Le due logiche
Come cambia il nostro comportamento in base alla logica che ci caratterizza.

Nel 1944, più di dieci anni prima dell’eroico gesto di Rosa Parks sull’autobus di Montgomery, Jackie Robinson, allora tenente dell’esercito, comparve davanti alla corte marziale perché si era rifiutato di spostarsi nel retro di un autobus. L’autista «mi gridò che se non fossi andato in fondo all’autobus mi avrebbe fatto passare un brutto quarto d’ora», ricordò poi Robinson. «Gli dissi chiaro e tondo che non poteva importarmene di meno.» Raccontava in termini analoghi la sua corsa folle verso la casa base nel primo incontro delle World Series: «A un certo punto ho deciso di movimentare un po’ la partita. Non era la strategia migliore, rubare casa base con la squadra in svantaggio di due punti, ma l’ho fatto lo stesso.

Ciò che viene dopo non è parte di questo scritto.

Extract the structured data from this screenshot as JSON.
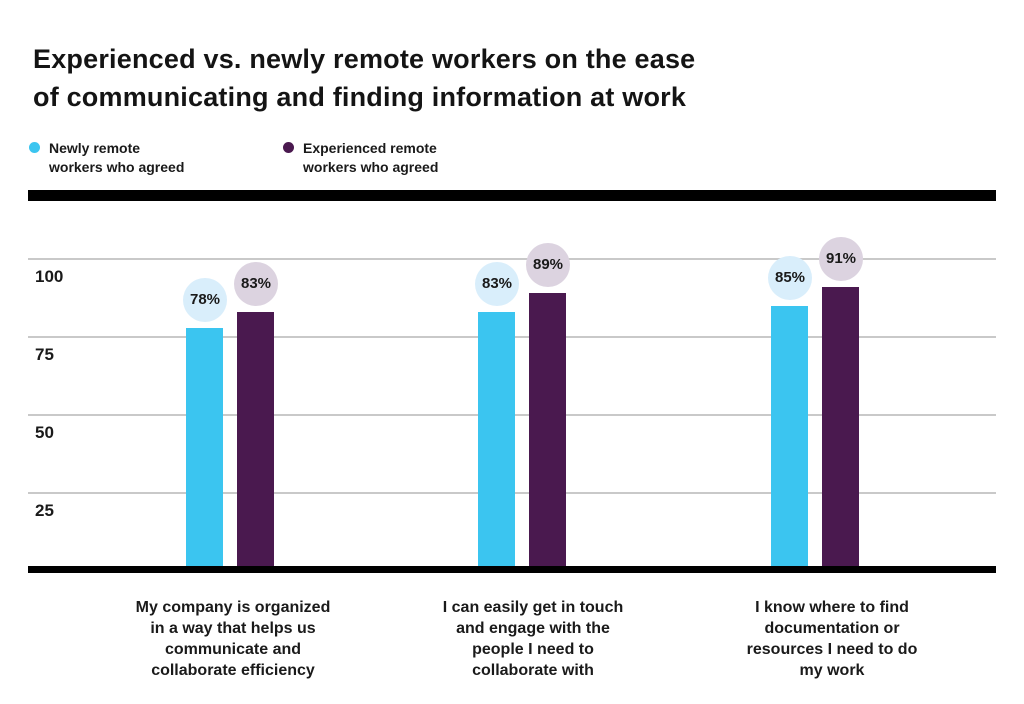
{
  "title": {
    "lines": [
      "Experienced vs. newly remote workers on the ease",
      "of communicating and finding information at work"
    ]
  },
  "legend": {
    "items": [
      {
        "label_lines": [
          "Newly remote",
          "workers who agreed"
        ],
        "color": "#3bc5f0"
      },
      {
        "label_lines": [
          "Experienced remote",
          "workers who agreed"
        ],
        "color": "#4a194f"
      }
    ]
  },
  "chart_data": {
    "type": "bar",
    "title": "Experienced vs. newly remote workers on the ease of communicating and finding information at work",
    "categories": [
      {
        "lines": [
          "My company is organized",
          "in a way that helps us",
          "communicate and",
          "collaborate efficiency"
        ]
      },
      {
        "lines": [
          "I can easily get in touch",
          "and engage with the",
          "people I need to",
          "collaborate with"
        ]
      },
      {
        "lines": [
          "I know where to find",
          "documentation or",
          "resources I need to do",
          "my work"
        ]
      }
    ],
    "series": [
      {
        "name": "Newly remote workers who agreed",
        "color": "#3bc5f0",
        "badge_color": "#d9eefb",
        "values": [
          78,
          83,
          85
        ],
        "labels": [
          "78%",
          "83%",
          "85%"
        ]
      },
      {
        "name": "Experienced remote workers who agreed",
        "color": "#4a194f",
        "badge_color": "#dcd3e0",
        "values": [
          83,
          89,
          91
        ],
        "labels": [
          "83%",
          "89%",
          "91%"
        ]
      }
    ],
    "xlabel": "",
    "ylabel": "",
    "ylim": [
      0,
      100
    ],
    "yticks": [
      100,
      75,
      50,
      25
    ],
    "grid": true,
    "legend_position": "top-left",
    "unit": "%"
  },
  "colors": {
    "background": "#ffffff",
    "text": "#1a1a1a",
    "gridline": "#c9c9c9",
    "axis": "#000000",
    "top_rule": "#000000"
  }
}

Non mi importava niente se ci riuscivo o no.»

Queste frasi, «non poteva importarmene di meno» e «non mi importava niente», sono rivelatrici dell’approccio di Jackie Robinson al rischio. Secondo James March, illustre docente di Stanford, al momento di prendere una decisione la maggior parte di noi adotta una logica basata sulle conseguenze: quale azione produrrà i risultati migliori? Se invece siete come Robinson, cioè vi opponete costantemente allo status quo, userete piuttosto una logica basata sulla pertinenza: cosa fa una persona come me in una situazione come questa? Anziché guardare all’esterno per cercare di prevedere l’esito dell’azione vi rivolgete all’interno, verso la vostra identità. Basate la decisione su chi siete o su chi volete essere.

Quando usiamo la logica delle conseguenze, troviamo sempre buoni motivi per non rischiare. La logica della pertinenza ci rende più liberi: pensiamo meno al risultato voluto e agiamo in base a una percezione.